Collibra Data Quality supports a range of Google Cloud integrations, including BigQuery, Google Cloud Storage, Dataproc, Google Kubernetes Engine (leveraging Google Container Registry), CloudSQL, Streaming, Spanner and Looker. Collibra’s Data Lineage offering can then be used to follow data quality as data moves, this is done via data lineage scanners for Dataflow, BigQuery and Spanner.

Enhancing data governance through policy enforcement

Google Cloud offers a data and analytics platform that encompasses a wide range of technologies to support data collection, preparation, storage, analysis and visualization. The platform enables agile data operations and drives powerful business insights, all of which require proper governance of data and analytical processes (for more information see our paper).

An important aspect of governance is policy management and enforcement. Rules determining data usage can vary significantly by industry or jurisdiction. It is vital to know which rules apply to which data sets and under which circumstances. Collibra helps organizations take a data-centric approach to compliance by accurately classifying data and maintaining a central record of all applicable policies.

The next step in the integration is for Collibra’s policy management capabilities to be combined with Google Cloud’s access controls to ensure data usage remains in compliance with applicable rules and regulations. Data classified and tagged with relevant policies in Collibra can be assigned Google Cloud policy tags, which can then be used to enforce access controls. Any policy changes recorded in Collibra can then be published back to Google Cloud via PubSub to update records in Google Cloud Data Catalog, IAM and BigQuery.

Ensuring trusted business reporting and analytics 

Collibra recently completed integrating with Looker, a Google Cloud company that offers data visualization and business intelligence solutions (more details here). The integration enables business analysts to automatically register Looker assets (including reports, dashboards, looks, tiles and queries) in Collibra Data Catalog. Collibra Data Catalog then serves as a collaborative platform to govern both underlying data and the tools used to derive insights from that data.

The combined solution enables organizations to drive operational efficiencies in their business intelligence processes. Analysts find it easier to locate the right data sources and are armed with contextual information to accurately interpret that data. They can then share the results of their analysis via a common platform that promotes collaboration, capturing feedback from report viewers and using certification processes to highlight the most trusted reports. By encouraging re-use of components from certified reports, analysts can also help promote consistency and avoid duplicating efforts; ensuring they are not constantly reinventing the wheel and can focus on innovation. Finally, data lineage helps to ensure reports are pointed at the right data sources, while mitigating operational risk from systems changes – for example, by notifying report owners of deprecated data elements that could corrupt their reports.

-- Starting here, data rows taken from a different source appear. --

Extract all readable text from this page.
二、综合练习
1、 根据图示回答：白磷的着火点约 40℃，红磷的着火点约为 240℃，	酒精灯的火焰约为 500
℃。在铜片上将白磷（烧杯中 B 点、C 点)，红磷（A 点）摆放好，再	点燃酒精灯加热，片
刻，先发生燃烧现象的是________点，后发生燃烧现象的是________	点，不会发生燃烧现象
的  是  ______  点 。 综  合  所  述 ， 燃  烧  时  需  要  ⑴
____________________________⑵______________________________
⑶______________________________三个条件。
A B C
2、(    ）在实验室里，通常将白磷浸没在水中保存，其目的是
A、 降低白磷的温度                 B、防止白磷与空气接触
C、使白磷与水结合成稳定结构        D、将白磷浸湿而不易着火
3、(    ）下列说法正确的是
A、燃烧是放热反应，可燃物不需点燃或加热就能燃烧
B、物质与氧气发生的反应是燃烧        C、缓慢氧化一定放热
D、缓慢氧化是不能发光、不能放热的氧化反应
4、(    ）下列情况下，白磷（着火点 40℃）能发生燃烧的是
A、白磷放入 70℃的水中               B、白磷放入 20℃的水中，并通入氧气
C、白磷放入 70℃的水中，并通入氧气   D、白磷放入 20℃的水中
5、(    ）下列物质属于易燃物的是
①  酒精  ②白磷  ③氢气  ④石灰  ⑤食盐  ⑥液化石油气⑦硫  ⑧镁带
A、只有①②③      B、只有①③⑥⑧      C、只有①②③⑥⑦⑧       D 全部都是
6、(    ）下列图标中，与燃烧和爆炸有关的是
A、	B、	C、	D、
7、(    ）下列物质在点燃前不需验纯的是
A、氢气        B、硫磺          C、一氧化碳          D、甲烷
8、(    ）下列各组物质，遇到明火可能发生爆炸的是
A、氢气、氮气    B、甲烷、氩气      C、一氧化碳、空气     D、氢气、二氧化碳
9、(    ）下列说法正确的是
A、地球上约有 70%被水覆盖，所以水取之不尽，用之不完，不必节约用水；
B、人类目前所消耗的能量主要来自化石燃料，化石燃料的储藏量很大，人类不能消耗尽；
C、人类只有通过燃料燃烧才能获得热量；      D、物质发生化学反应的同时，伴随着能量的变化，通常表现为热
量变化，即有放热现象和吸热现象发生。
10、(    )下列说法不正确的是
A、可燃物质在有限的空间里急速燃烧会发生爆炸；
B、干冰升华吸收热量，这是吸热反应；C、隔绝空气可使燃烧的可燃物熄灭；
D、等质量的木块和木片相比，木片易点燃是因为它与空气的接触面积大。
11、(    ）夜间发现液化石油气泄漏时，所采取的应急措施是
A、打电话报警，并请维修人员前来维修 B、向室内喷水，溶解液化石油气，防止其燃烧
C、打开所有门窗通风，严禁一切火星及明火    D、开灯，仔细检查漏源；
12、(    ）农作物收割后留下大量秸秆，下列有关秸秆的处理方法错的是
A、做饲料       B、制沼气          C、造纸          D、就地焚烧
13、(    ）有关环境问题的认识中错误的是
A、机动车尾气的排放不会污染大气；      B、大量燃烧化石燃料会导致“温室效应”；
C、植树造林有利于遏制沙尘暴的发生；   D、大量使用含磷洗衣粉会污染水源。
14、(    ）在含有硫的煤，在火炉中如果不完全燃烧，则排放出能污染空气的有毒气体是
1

Delivering digital transformation 

Google Cloud provides a powerful platform for modern organizations to aggregate, store and analyze enterprise data assets and derive new business insights, all of which need to be underpinned by trusted data and analytics. That means having the right data foundations in place, which is where Collibra excels. The integration points between Collibra and Google Cloud will enable mutual customers to truly reap the benefits of both platforms – deriving data-driven business insights on a foundation of trusted, well-governed data.